In deze zaak heeft de rechtbank Midden-Nederland op 20 december 2024 uitspraak gedaan op het verzet van de opposant tegen de niet-ontvankelijk verklaring van zijn beroep. Het beroep was ingediend tegen een besluit van de heffingsambtenaar van de gemeente IJsselstein van 4 september 2023. De rechtbank had eerder, op 9 februari 2024, het beroep niet-ontvankelijk verklaard omdat het griffierecht niet was betaald. De opposant ging in verzet tegen deze uitspraak, maar verscheen niet op de zitting op 11 december 2024, terwijl de verweerder zich had afgemeld.

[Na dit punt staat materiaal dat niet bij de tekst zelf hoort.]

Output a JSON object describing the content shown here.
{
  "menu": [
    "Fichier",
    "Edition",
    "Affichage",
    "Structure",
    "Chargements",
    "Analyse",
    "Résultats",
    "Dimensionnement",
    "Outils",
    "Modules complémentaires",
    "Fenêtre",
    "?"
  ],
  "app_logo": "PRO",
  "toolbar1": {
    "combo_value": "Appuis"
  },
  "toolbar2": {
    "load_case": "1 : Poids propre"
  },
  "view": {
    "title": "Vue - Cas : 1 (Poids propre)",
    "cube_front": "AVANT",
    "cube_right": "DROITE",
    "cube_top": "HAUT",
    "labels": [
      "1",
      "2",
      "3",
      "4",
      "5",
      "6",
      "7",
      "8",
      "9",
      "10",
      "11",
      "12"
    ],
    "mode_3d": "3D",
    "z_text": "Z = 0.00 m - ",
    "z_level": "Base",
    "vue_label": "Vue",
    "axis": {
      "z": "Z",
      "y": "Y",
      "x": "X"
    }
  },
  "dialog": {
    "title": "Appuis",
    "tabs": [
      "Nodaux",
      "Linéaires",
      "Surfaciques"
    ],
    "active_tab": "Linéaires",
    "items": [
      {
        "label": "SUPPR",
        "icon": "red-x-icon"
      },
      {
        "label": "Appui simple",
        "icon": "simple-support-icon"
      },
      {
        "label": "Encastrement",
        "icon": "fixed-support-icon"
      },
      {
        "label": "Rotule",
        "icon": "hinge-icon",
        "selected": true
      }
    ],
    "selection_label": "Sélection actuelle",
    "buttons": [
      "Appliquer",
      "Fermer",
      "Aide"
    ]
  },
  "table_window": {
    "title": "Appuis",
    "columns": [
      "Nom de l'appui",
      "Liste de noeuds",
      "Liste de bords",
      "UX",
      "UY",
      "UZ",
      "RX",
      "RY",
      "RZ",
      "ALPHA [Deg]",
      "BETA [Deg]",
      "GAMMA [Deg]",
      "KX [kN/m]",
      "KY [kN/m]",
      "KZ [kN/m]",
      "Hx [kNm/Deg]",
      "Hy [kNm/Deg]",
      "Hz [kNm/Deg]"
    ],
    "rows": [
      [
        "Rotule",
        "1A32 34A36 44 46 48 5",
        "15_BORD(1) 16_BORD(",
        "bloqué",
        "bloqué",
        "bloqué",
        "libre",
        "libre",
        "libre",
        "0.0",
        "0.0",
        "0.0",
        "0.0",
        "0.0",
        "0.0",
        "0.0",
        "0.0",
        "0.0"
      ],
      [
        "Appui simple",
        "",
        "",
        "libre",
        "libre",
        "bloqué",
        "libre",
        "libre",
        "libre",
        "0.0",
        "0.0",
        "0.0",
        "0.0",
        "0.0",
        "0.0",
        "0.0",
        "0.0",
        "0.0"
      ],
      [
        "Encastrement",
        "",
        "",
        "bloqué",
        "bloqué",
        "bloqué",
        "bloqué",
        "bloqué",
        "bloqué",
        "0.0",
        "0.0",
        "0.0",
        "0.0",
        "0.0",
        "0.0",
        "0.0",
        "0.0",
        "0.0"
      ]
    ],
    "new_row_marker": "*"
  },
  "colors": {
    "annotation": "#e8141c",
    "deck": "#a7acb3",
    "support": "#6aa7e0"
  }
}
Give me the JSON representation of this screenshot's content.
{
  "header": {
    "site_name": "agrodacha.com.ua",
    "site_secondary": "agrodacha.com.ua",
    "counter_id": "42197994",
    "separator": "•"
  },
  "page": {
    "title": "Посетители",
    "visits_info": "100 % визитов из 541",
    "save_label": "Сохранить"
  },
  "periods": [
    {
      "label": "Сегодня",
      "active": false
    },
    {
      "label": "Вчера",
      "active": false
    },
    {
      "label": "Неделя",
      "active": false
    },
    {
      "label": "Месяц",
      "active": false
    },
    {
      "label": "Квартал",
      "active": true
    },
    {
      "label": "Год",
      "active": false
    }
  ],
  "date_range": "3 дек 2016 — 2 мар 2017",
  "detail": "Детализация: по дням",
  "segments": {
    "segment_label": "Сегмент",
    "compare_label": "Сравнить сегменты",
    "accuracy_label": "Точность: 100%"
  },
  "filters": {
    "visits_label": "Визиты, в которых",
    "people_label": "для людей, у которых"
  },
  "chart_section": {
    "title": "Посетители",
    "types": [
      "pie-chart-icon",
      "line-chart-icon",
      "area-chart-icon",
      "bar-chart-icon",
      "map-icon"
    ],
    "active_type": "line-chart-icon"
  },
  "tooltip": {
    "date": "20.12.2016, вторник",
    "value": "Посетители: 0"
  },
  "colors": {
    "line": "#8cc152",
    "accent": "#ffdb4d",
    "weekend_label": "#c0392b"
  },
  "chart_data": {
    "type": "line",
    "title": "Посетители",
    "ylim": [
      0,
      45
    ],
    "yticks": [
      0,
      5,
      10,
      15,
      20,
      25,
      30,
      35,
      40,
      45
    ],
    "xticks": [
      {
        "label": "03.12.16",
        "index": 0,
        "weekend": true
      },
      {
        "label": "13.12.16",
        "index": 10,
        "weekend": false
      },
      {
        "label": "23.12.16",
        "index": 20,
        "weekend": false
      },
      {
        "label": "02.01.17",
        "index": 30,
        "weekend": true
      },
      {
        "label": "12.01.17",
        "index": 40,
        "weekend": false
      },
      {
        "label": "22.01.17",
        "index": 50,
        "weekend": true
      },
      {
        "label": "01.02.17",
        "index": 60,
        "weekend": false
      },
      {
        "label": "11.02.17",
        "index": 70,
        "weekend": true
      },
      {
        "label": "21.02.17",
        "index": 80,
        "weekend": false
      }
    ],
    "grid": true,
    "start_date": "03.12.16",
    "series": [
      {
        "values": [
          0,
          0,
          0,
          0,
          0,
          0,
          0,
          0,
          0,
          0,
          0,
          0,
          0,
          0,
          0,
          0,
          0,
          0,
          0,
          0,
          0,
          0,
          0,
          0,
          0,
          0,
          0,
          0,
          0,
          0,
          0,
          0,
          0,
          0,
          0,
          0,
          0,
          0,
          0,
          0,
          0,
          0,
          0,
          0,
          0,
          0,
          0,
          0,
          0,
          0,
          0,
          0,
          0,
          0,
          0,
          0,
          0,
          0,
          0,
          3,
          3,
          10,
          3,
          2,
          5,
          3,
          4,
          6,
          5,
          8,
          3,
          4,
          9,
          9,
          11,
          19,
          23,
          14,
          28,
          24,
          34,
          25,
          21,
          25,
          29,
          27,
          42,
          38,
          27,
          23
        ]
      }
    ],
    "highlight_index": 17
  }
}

De rechtbank overwoog dat de eerdere uitspraak terecht was, omdat de opposant niet had aangetoond dat hij door overmacht niet in staat was het griffierecht tijdig te betalen. De opposant had wel een document overgelegd waaruit bleek dat hij gezondheidsproblemen had, maar de rechtbank kon niet vaststellen wanneer hij precies was geopereerd en of dit zijn afwezigheid bij de betaling van het griffierecht rechtvaardigde. De rechtbank benadrukte dat de regels voor het betalen van griffierechten streng zijn en dat alleen in uitzonderlijke gevallen van deze regels kan worden afgeweken.
Uiteindelijk oordeelde de rechtbank dat de opposant niet aannemelijk had gemaakt dat hij niet in staat was om het griffierecht tijdig te voldoen. De rechtbank verklaarde het verzet ongegrond en handhaafde de eerdere uitspraak van 9 februari 2024.